Among the local conditions which may be associated with uterine atrophy and softening are carcinoma, myoma, pelvic tuberculosis, pelvic abscess, etc.

Such general diseases as leukemia, diabetes, nephritis, Addison's disease, tuberculosis, pernicious anemia, may, along with the general wasting, be accompanied by uterine atrophy.

Gottschalk reports atrophy after acute infectious diseases, viz.: scarlet fever, typhoid fever and articular rheumatism.

Polak had a case in which the woman had a laparotomy some years before. There was a purulent discharge. Uterus perforated with Goodell dilators; immediate laparotomy. At the point of perforation the uterine wall was softened by suppuration due to the working through of some heavy silk. Opening sutured and recovery.

Is the Operator Blamable if He Perforates the Uterus?-This is an important question from a medico-legal standpoint, and one whose decision must be based on all the attending facts and circumstances. Mention has already been made of that class of soft uteri which offer absolutely no resistence to any instrument. The most expert operator will perforate, but will at once recognize the condition and act accordingly (Brothers, Alt, Liebman, Zinke, Queisner, Schulze-Vellinghausen, Kelly, von Herff, and others). The novice, however, will remain in the dark as to the situation, and will persist in curetting and pulling down things with the placental forceps.

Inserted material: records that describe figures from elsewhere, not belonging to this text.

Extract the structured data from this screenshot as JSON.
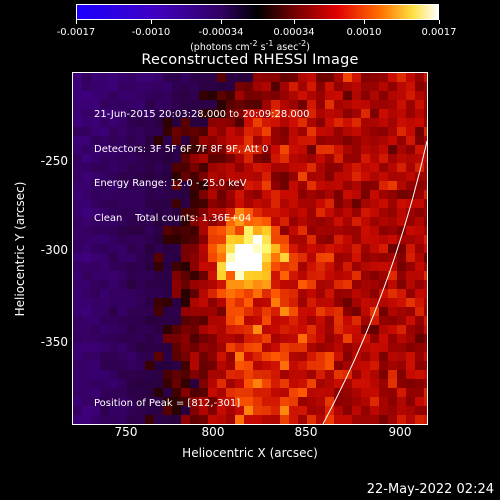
{
  "colorbar": {
    "tick_labels": [
      "-0.0017",
      "-0.0010",
      "-0.00034",
      "0.00034",
      "0.0010",
      "0.0017"
    ],
    "range": [
      -0.0017,
      0.0017
    ],
    "units_html": "(photons cm<sup>-2</sup> s<sup>-1</sup> asec<sup>-2</sup>)",
    "colors": [
      "#0000ff",
      "#3a00b0",
      "#000000",
      "#b00000",
      "#ff4a00",
      "#ffff60",
      "#ffffff"
    ]
  },
  "plot": {
    "title": "Reconstructed RHESSI Image",
    "info_lines": [
      "21-Jun-2015 20:03:28.000 to 20:09:28.000",
      "Detectors: 3F 5F 6F 7F 8F 9F, Att 0",
      "Energy Range: 12.0 - 25.0 keV",
      "Clean    Total counts: 1.36E+04"
    ],
    "peak_label": "Position of Peak = [812,-301]",
    "peak": [
      812,
      -301
    ],
    "xlabel": "Heliocentric X (arcsec)",
    "ylabel": "Heliocentric Y (arcsec)",
    "xticks": [
      "750",
      "800",
      "850",
      "900"
    ],
    "yticks": [
      "-250",
      "-300",
      "-350"
    ],
    "xlim": [
      720,
      912
    ],
    "ylim": [
      -394,
      -204
    ]
  },
  "timestamp": "22-May-2022 02:24"
}
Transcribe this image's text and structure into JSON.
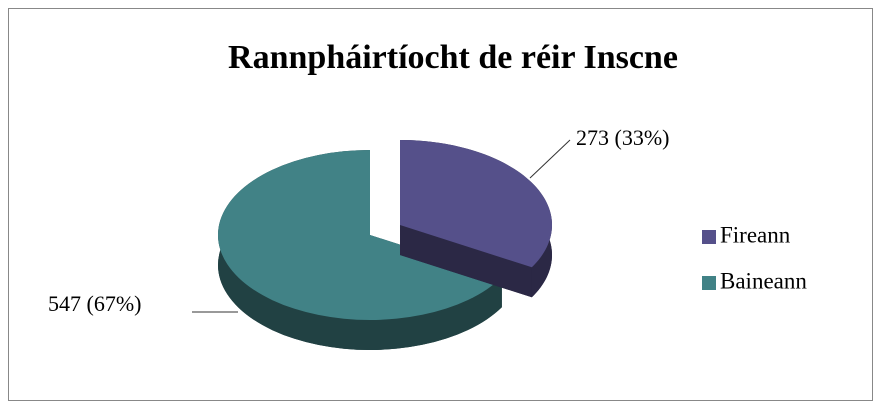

In the former event the operator should not be held liable, even in the case of a fatal outcome; the accident was clearly not due

to negligence or want of proper knowledge and skill. In the second case, however, there might be a question as to the liability, owing to a failure to recognize the perforation and the infliction of fatal visceral injuries.

In the Berliner Klin. Wochenschrift, 1886, July 5, p. 452, is related the experience of a young Berlin doctor who curetted for abortion and injected liquor ferri. The woman died; at autopsy four perforations were found. In spite of the expert testimony in his favor by Prof. Gusserow, the doctor was condemned to two months' imprisonment.

Von Herff, commenting on this case shortly after, warns against being too hasty in condemning a brother physician in whose hands such an accident has occurred. He cites a case of his own where there was hemorrhage after abortion, and a large, soft uterus. Using the utmost care, and thinking of perforation, the sound suddenly slipped through the wall of the uterus. All manipulations stopped. No sequelae. In a few days he was able

to curette.

Landau was called to testify in two cases where the uterus had been perforated; once for an incomplete abortion, and once for gonorrheal endometritis. The patients died, but Landau testified that the doctors were not criminally negligent, as they exercised reasonable care, and they were acquitted.

In the case of Bacon and Herzog the accused doctor was acquitted, it being shown that there were present such extensive degenerative changes in the uterus that the perforation was not due to negligence.

Cassatt (quoted by Pichevin) tells of a case where the operator perforated the uterus and introduced his curette so far that he actually lost it in the peritoneal cavity. It was eventually recovered with long forceps.

Mechanism of Perforation.-The perforation is accomplished either with a probe, sounds, curette, douche point, dilators, sponge tent, or other instrument.

The probe makes a clean, smooth puncture, depending somewhat on the character of the uterus. No intestinal injury has ever been reported following its use.

The curette naturally makes a larger hole, either from being pushed through or a portion of the wall being scraped away (Zinke). The bowel has been injured by the curette.

Sounds, such as Hegar's dilators, may perforate like a probe, only making a larger opening.